With one first-inning swing by Atkins, the Rockies matched their run total in their previous four games against the Dodgers. The message was sent. The Rockies were going to finish this homestand, losing record or not, with purpose.
“Hits have been hard to come by, especially against them, so it was nice to see,” said Atkins, his home run erasing a three-run deficit. “You always want to be able to jump on a team early.”
What made this game so different is the clubs traded punches. By the fourth inning, every Dodger in the starting lineup had reached by hit or walk against Jason Jennings. And Jennings got the win.
“It was definitely a battle from the first pitch,” said Jennings, who improved to 4-6 with a 4.73 ERA. “The offense bailed me out big-time.”

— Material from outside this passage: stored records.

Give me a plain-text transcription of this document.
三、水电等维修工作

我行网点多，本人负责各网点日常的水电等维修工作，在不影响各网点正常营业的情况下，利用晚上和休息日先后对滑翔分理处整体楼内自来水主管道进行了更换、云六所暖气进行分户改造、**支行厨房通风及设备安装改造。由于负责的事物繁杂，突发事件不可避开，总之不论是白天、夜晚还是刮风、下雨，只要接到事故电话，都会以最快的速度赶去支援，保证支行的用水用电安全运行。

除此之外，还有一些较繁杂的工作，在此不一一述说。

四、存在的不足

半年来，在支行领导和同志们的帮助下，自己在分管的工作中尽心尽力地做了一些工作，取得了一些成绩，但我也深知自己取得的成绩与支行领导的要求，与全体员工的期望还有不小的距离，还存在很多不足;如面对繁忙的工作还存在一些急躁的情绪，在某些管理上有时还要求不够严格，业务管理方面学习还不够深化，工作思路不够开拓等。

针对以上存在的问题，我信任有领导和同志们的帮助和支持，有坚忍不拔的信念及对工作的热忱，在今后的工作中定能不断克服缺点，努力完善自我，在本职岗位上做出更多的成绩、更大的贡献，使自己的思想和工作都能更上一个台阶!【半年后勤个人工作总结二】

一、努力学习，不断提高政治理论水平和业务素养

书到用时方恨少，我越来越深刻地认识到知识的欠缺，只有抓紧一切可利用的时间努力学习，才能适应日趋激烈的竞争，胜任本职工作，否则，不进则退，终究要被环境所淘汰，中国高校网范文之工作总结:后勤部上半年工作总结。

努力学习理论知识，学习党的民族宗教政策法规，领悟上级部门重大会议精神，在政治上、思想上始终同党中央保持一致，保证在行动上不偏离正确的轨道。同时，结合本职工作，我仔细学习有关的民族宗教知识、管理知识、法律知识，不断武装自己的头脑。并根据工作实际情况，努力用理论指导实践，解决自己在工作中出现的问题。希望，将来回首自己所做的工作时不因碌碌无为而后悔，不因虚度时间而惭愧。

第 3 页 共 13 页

If Jennings’ night was difficult, Brett Tomko’s amounted to eating tacks. He squandered two three-run cushions and was unable to escape the fourth inning. That’s when the Rockies posted four runs on four hits, including a two-RBI triple from shortstop Omar Quintanilla.
“This is the place I had heard about,” Quintanilla said. “There were hits falling all over the place.”
The problem with the Rockies had been the way they were losing, an unchanging style of impatient at-bats, few walks and lacking timely hits. After Martin doused a Dodgers’ sixth-inning rally, inducing a double play, the game officially went old-school.
Facing left-hander Joe Beimel, Todd Helton bare-knuckled a single into left field, scoring the deciding runs. For the Rockies’ oldest regular, it was reminiscent of the days when he regularly mauled the box scores.
“That’s the kind of at-bat we need from him,” manager Clint Hurdle said. “And he knows that.”
Consider it having a blast in the past.